Brain scientist Alex Straiker’s microscopy-based artwork will be on display in March at Finch’s Brasserie here in Bloomington. He’ll share the stage (or, more accurately, the easel) with award-winning botanical microscopist Jessica Lucas.

Straiker studies the effects of cannabinoids on the brain at Indiana University’s Department of Psychological and Brain Sciences. Lucas is a researcher and outreach educator in the Shaw Lab at IU’s Biology Department.

Jessica Lucas’s Image Of A Fast-Growing Seedling

Alex and his lab-mates treat mice to mega-doses of THC and then check their brain structures to determine, among other things, why they crave White Castle sliders for hours afterward.

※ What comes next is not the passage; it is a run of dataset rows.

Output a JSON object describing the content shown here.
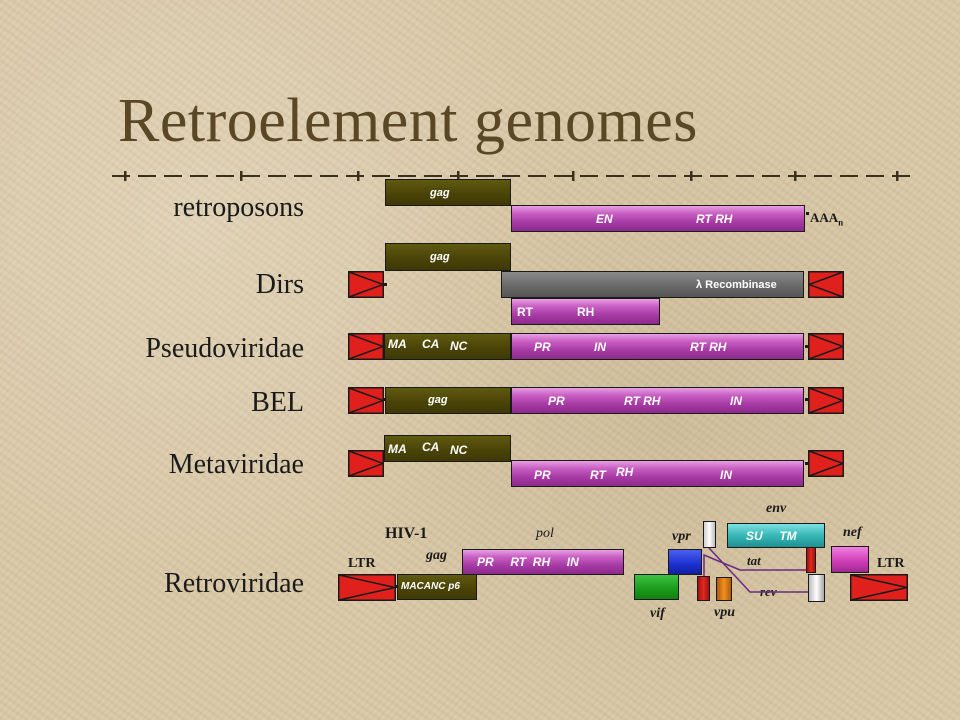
{
  "slide": {
    "title": "Retroelement genomes"
  },
  "rows": {
    "retroposons": {
      "label": "retroposons",
      "gag": "gag",
      "en": "EN",
      "rt_rh": "RT RH",
      "poly_a": "AAA",
      "poly_a_sub": "n"
    },
    "dirs": {
      "label": "Dirs",
      "gag": "gag",
      "recombinase": "λ Recombinase",
      "rt": "RT",
      "rh": "RH"
    },
    "pseudoviridae": {
      "label": "Pseudoviridae",
      "ma": "MA",
      "ca": "CA",
      "nc": "NC",
      "pr": "PR",
      "in": "IN",
      "rt_rh": "RT RH"
    },
    "bel": {
      "label": "BEL",
      "gag": "gag",
      "pr": "PR",
      "rt_rh": "RT RH",
      "in": "IN"
    },
    "metaviridae": {
      "label": "Metaviridae",
      "ma": "MA",
      "ca": "CA",
      "nc": "NC",
      "pr": "PR",
      "rt": "RT",
      "rh": "RH",
      "in": "IN"
    },
    "retroviridae": {
      "label": "Retroviridae",
      "virus": "HIV-1",
      "ltr_left": "LTR",
      "ltr_right": "LTR",
      "gag": "gag",
      "gag_domains": "MACANC p6",
      "pol": "pol",
      "pol_domains": "PR     RT  RH     IN",
      "vif": "vif",
      "vpr": "vpr",
      "vpu": "vpu",
      "tat": "tat",
      "rev": "rev",
      "env": "env",
      "su_tm": "SU     TM",
      "nef": "nef"
    }
  },
  "colors": {
    "olive": "#4b4408",
    "purple": "#a63aa4",
    "gray": "#6c6c6c",
    "ltr_red": "#e0201c",
    "vif_green": "#1a9a1a",
    "vpr_blue": "#1c2fd0",
    "vpu_orange": "#e07a10",
    "env_teal": "#38b8b8",
    "tat_red": "#d81c10"
  }
}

Straiker’s striking images have appeared on this site several times already in our short history. Watch this space to find out the date of the opening reception for his show.

JAZZ TIMES

Tune in to WFIU Monday afternoon for David Brent Johnson‘s “Just You and Me” daily jazz show.

DBJ And His Special Gal

DBJ tells me he plans to feature the jazz Grammy award winners Monday. The Grammy awards will be presented Sunday night in New York.

“Just You and Me” begins at 3:30 and runs for an hour and a half. It’s a good bet DBJ will be spinning loads of Roseanna Vitro and Kurt Elling.